Sounds like we should switch those preprocessor defines to numeric_limits<> functions …
> and there was no Unicode support, which is
> compiled for in Windows by default…
Not sure what this means.
> I have yet to get the cpp port to correctly scan any image but I've
> been working strictly with QR codes so perhaps bar codes will work
> better...
Actually, the qr code support is much more solid in C++ than the 1D codes. Not sure what's failing in your port. Sounds like it's gonna take some tracking down ...
(Presumably) this is okay and VC++ is being overly conservative. We could probably quiet it with a cast but see below.
> Sadly, I won't say that it works as it
> should because, as rare as it is for me to agree with MS, it is wrong
> to take the unary minus of an unsigned type and get a signed one.
You don't. Negating an unsigned is an unsigned of the same width. It's completely legitimate to take the 2s complement of an unsigned. It'll never compare less than zero, but we aren't expecting it to … I hope. (See below.)

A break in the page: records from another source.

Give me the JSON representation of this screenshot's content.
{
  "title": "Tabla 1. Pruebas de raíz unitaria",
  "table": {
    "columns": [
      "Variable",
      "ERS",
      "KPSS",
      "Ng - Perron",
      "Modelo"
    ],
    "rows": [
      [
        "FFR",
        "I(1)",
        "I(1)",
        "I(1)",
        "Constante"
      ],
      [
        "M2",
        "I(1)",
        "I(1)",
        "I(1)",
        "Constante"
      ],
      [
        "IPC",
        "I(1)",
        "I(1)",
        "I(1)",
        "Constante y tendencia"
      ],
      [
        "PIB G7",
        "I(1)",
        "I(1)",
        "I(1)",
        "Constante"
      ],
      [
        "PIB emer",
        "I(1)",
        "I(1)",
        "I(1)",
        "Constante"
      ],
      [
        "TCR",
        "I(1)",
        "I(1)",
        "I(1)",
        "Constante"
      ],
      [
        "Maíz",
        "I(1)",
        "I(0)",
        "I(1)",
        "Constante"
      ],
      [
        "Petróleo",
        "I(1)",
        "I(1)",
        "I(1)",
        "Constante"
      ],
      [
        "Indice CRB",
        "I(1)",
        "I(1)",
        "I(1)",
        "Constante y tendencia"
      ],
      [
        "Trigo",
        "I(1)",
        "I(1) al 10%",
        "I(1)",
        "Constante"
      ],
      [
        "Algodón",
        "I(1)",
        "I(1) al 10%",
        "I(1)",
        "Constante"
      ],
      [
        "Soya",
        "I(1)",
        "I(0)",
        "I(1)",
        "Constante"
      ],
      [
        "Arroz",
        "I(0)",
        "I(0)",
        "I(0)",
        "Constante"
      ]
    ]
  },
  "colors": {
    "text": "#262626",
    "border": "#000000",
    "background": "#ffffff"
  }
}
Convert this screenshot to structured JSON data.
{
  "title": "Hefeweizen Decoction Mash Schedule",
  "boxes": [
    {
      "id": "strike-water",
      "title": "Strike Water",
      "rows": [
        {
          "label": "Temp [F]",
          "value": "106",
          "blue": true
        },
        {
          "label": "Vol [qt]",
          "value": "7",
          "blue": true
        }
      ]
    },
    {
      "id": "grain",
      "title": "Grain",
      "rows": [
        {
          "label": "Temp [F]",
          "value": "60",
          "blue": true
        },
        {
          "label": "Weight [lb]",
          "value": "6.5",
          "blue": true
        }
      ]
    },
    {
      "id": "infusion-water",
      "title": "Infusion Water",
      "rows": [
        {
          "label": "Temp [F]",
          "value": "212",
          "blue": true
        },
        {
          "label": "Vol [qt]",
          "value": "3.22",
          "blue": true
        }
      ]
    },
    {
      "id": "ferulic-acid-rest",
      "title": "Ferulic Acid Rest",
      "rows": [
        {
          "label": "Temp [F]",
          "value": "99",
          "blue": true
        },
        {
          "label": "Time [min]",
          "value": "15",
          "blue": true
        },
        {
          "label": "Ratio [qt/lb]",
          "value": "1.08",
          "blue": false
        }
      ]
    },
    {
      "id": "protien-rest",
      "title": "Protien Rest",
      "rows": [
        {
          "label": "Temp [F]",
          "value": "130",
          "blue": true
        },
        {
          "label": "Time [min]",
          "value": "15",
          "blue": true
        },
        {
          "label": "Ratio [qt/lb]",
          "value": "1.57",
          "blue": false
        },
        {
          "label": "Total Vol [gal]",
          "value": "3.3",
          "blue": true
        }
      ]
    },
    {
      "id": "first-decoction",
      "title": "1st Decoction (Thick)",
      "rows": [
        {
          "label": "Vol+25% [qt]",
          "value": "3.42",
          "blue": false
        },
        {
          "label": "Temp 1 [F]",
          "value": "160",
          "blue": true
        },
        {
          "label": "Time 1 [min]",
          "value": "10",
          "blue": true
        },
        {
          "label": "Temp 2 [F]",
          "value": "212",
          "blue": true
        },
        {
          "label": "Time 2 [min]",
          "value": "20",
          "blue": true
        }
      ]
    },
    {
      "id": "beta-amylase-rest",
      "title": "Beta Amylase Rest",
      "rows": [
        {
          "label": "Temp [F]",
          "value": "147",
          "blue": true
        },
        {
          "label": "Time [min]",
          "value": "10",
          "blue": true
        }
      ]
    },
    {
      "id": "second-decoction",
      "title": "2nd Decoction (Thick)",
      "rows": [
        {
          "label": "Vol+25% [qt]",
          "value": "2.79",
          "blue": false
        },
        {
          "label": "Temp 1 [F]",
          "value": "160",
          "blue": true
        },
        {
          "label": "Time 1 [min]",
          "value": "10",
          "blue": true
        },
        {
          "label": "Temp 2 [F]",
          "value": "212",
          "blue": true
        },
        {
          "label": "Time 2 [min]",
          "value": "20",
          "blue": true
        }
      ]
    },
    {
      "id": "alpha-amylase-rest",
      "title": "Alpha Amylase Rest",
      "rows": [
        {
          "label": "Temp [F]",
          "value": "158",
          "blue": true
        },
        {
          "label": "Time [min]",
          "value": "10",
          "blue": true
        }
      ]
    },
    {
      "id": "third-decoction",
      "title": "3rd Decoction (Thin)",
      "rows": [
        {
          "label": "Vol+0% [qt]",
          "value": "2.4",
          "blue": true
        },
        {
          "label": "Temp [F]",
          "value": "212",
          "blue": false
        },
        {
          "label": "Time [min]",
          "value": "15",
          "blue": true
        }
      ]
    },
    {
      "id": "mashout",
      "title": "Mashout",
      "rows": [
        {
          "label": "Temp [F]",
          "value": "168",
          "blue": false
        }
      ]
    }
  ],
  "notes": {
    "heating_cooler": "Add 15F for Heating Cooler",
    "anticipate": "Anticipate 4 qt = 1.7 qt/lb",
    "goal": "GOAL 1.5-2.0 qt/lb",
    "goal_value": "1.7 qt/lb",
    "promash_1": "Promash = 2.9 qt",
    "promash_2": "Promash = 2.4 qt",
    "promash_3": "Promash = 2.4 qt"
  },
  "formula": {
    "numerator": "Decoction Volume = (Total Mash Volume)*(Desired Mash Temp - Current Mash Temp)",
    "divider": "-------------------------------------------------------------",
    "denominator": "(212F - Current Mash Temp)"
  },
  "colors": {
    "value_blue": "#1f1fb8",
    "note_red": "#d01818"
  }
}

The warning is just saying what the standard says. I presume it's there because it's a common mistake but it is an entirely valid expression and entirely well defined (modulo my misinterpretation of the standard.)
What this does point out, though, is that (in my opinion) this code should not be using size_t's. We really want to keep the C++ as close to the Java code as we can so weird (and hard to debug) differences don't crop up. Since Java doesn't have unsigned types, this means we should be using signed types even where unsigned types make sense/seem safe.
In this case, it doesn't make any difference because the final values are always non-negative (since i is used to deference the image and that will fail for negative values) but it's certainly possible for Java code to use negative values as a flag and if we copy expressions like that but change the type to unsigned, we'll definitely get different behavior. Generally this will generate a warning, at least in gcc, but it's just too error prone, too easy to silence with an incorrect cast.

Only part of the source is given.